一氧化氮（NO）是一种重要的无机信号分子，参与了许多生理过程，并具有良好的治疗潜力。其氧化产物过氧亚硝酸盐（ONOO¯）具有细胞毒性，ONOO¯水平升高会引起氮氧化应激，这是神经退行性疾病（如阿尔茨海默病（AD））发病的一个因素。通过对人神经祖细胞（hNPCs）中NO和ONOO¯水平的药理调节，本研究探索了针对NO和神经元一氧化氮合酶（nNOS）通路（NO/nNOS）的潜在药物干预，通过恢复[NO]/[ONOO¯]平衡来预防或减少AD的进展。为了实现这一目标，金属卟啉纳米传感器被有效地用于实时、原位测量NO和ONOO¯浓度（200-300 nm直径），并精确定位在离hNPCs膜4-5±1 μm处，从而能够精确地研究[NO]/[ONOO¯]比率。
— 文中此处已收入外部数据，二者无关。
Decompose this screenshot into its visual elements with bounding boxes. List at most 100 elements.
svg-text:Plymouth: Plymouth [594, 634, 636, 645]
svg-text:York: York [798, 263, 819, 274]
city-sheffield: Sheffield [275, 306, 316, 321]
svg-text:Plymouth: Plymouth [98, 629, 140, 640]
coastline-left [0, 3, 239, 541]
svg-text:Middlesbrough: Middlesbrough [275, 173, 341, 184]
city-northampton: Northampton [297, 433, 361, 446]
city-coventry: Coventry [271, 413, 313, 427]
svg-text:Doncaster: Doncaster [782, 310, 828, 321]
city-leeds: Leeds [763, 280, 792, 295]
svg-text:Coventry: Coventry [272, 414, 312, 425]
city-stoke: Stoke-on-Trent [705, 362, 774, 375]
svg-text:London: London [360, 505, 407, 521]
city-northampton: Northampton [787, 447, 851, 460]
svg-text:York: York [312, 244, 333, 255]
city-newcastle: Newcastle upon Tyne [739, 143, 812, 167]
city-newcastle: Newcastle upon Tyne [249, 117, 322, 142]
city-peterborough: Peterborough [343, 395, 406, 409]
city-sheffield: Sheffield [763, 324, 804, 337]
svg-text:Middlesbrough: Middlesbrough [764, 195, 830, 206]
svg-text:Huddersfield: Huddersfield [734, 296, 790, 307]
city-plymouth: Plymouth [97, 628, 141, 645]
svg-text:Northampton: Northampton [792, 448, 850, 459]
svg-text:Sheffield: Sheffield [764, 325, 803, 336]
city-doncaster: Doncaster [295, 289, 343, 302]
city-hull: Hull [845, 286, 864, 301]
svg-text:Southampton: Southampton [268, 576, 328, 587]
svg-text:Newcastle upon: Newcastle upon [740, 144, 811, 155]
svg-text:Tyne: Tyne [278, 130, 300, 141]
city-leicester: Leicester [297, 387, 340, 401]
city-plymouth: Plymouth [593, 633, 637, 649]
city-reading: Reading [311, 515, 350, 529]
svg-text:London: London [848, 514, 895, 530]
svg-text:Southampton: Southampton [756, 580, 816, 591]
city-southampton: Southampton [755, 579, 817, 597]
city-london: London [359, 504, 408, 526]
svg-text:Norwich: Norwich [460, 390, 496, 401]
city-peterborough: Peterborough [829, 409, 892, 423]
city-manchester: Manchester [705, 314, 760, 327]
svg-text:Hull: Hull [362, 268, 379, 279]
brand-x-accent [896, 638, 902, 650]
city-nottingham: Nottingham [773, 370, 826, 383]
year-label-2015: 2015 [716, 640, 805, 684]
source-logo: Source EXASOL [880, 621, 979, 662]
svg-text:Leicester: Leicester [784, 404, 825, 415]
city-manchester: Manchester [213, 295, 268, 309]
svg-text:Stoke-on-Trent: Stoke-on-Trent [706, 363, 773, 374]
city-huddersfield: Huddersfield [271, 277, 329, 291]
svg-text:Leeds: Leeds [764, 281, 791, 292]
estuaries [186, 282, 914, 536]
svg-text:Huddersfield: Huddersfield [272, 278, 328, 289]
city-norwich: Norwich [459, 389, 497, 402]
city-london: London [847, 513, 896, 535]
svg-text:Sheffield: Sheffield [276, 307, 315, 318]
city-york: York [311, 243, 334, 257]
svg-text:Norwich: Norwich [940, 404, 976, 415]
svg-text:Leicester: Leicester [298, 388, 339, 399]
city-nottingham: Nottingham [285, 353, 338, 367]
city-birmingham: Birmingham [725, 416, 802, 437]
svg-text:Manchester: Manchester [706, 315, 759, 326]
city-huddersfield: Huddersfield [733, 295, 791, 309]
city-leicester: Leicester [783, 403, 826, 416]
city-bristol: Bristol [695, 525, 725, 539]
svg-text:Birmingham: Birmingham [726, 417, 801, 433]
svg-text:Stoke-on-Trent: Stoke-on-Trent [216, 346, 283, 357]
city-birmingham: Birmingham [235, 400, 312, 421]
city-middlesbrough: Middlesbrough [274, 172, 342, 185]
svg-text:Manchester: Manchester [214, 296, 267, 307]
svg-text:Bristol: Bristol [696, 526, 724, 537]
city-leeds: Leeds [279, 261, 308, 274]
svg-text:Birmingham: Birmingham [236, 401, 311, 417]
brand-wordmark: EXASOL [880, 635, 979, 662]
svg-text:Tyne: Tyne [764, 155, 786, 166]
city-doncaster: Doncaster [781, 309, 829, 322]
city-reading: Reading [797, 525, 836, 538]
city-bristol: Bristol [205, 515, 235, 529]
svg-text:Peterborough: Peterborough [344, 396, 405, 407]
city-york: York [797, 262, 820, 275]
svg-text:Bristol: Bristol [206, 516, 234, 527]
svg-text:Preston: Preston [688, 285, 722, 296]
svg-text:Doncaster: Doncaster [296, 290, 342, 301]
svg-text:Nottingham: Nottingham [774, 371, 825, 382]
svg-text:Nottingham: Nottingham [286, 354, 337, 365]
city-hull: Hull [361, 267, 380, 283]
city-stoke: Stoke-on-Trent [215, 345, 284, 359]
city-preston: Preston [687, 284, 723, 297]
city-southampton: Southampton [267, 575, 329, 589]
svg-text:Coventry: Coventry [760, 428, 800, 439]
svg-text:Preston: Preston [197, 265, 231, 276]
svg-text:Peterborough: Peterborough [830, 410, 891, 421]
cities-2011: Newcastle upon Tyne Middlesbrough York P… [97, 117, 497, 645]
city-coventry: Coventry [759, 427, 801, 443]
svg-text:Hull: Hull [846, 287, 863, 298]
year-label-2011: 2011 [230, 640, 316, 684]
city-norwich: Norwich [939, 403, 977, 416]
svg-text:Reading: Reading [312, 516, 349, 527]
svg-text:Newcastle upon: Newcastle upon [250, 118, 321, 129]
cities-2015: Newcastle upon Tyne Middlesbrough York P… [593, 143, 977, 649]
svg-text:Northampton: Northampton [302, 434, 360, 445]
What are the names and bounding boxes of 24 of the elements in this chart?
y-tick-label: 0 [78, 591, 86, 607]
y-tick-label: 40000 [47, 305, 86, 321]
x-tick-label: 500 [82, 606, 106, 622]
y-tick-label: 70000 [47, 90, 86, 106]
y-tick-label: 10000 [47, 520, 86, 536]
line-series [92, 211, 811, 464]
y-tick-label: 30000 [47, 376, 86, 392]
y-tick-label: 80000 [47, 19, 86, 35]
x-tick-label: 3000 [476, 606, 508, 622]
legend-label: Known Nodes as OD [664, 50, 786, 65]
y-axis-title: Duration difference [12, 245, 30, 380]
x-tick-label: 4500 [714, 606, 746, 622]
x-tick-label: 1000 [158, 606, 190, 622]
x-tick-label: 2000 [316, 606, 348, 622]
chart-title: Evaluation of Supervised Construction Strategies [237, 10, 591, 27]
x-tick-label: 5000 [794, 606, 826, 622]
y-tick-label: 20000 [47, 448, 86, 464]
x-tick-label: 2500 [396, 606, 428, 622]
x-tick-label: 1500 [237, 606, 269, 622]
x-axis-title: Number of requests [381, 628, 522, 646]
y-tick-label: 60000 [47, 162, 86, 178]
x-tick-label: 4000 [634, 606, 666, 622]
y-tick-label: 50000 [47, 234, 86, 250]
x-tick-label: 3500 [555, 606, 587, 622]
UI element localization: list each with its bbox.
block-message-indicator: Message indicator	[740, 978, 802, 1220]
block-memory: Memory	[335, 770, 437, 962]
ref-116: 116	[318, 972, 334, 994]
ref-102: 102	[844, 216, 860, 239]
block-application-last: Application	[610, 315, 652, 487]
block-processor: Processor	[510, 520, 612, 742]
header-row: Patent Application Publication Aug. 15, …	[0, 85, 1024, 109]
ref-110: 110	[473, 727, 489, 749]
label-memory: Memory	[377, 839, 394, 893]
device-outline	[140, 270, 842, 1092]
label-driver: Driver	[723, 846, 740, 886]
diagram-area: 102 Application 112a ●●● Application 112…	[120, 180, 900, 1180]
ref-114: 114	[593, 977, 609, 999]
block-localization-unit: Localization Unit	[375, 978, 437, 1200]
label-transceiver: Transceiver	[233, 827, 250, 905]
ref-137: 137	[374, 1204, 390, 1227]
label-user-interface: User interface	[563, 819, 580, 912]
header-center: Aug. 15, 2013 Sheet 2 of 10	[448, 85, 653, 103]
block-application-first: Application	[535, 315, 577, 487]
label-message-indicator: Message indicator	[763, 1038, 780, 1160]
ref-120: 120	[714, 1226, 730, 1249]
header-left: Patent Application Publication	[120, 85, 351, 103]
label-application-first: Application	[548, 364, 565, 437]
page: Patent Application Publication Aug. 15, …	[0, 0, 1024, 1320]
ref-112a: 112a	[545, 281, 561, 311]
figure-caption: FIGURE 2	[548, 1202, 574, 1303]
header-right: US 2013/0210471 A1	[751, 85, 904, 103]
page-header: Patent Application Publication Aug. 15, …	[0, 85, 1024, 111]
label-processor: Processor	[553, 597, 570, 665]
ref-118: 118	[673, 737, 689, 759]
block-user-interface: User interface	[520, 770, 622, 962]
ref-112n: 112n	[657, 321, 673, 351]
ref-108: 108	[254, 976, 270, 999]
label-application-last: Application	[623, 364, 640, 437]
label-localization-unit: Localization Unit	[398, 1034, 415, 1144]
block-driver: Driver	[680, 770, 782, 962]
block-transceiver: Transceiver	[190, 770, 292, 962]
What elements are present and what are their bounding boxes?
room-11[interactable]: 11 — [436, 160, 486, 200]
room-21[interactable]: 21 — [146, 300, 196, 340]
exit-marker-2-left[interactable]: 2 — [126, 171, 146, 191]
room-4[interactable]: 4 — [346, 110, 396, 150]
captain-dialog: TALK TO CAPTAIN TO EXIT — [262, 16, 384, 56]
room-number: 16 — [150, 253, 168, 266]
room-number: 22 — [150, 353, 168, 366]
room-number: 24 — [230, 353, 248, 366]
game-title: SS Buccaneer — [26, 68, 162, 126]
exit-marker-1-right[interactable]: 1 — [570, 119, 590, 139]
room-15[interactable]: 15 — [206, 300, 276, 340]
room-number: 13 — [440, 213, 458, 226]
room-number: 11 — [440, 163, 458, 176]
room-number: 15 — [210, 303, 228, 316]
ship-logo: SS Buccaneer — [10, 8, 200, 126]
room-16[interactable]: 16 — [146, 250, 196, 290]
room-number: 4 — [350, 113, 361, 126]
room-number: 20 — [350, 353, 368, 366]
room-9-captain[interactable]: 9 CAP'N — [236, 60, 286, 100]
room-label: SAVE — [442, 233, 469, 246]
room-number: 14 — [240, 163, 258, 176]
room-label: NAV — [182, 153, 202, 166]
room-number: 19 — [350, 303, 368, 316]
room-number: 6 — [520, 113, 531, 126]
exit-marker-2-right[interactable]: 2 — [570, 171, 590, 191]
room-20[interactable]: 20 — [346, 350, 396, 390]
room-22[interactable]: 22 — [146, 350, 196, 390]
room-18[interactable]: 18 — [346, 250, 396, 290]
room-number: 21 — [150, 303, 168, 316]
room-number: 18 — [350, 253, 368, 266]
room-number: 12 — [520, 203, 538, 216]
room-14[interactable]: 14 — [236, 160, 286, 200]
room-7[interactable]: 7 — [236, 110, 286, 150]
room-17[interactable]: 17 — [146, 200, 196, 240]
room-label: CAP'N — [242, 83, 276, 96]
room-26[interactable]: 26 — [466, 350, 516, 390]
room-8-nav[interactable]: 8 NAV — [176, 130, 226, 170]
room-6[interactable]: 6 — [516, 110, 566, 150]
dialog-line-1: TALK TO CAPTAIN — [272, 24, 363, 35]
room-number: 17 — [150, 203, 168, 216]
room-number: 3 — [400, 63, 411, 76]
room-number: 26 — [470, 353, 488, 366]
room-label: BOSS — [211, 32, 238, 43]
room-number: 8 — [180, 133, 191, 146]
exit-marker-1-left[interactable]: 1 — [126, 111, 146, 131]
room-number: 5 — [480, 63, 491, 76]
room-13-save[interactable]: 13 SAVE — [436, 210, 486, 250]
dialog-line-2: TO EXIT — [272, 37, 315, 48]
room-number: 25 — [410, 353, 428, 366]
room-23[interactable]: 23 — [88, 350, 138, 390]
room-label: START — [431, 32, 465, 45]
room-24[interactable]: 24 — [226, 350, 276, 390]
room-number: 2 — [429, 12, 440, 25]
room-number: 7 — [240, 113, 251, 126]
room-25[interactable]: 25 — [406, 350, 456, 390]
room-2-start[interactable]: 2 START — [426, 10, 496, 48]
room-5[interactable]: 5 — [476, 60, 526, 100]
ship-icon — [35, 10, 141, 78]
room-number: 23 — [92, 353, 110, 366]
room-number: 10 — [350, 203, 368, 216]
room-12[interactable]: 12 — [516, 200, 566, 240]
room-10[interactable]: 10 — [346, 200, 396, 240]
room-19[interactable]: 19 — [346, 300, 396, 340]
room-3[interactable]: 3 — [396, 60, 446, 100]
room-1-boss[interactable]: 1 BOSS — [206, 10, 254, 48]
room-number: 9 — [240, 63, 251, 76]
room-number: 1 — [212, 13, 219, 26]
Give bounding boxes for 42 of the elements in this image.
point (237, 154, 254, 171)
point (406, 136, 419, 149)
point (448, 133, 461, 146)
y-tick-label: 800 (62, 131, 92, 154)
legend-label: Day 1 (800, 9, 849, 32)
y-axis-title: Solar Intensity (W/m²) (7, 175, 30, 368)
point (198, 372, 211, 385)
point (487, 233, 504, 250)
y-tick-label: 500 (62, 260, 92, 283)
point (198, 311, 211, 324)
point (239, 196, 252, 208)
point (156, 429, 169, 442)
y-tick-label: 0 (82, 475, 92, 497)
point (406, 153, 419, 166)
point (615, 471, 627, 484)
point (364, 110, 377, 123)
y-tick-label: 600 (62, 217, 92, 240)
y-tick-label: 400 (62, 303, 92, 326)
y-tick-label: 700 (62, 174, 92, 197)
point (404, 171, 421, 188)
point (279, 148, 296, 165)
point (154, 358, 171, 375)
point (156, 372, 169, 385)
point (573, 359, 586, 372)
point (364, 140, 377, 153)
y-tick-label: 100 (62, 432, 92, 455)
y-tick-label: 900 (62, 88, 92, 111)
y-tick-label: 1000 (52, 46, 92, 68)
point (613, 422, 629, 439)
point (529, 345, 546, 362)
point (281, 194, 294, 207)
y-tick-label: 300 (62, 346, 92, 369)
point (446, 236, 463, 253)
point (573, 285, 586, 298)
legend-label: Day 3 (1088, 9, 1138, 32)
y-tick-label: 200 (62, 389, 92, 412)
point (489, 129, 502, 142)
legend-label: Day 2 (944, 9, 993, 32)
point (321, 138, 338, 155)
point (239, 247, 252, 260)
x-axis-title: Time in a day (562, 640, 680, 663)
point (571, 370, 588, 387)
[NO]/[ONOO¯]比值成为评估nNOS偶联/解耦与hNPC功能/功能障碍的关键生物标志物。在健康细胞中，这一比例约为0.25±0.005，而功能失调的hNPCs经淀粉样蛋白β42 （a - β42）处理后，这一比例急剧下降94%，表明严重的细胞功能障碍。基于这些发现，人们提出了通过恢复[NO]/[ONOO¯]平衡来预防或减少AD进展的潜在药物干预措施。值得注意的是，将一氧化氮合成的辅助因子前体sepapterin （SEP）与一种NADPH氧化酶抑制剂VAS 2870共同处理后，该比值部分恢复至0.1，表明nNOS功能得到改善。

本文章由计算机程序翻译，如有差异，请以英文原文为准。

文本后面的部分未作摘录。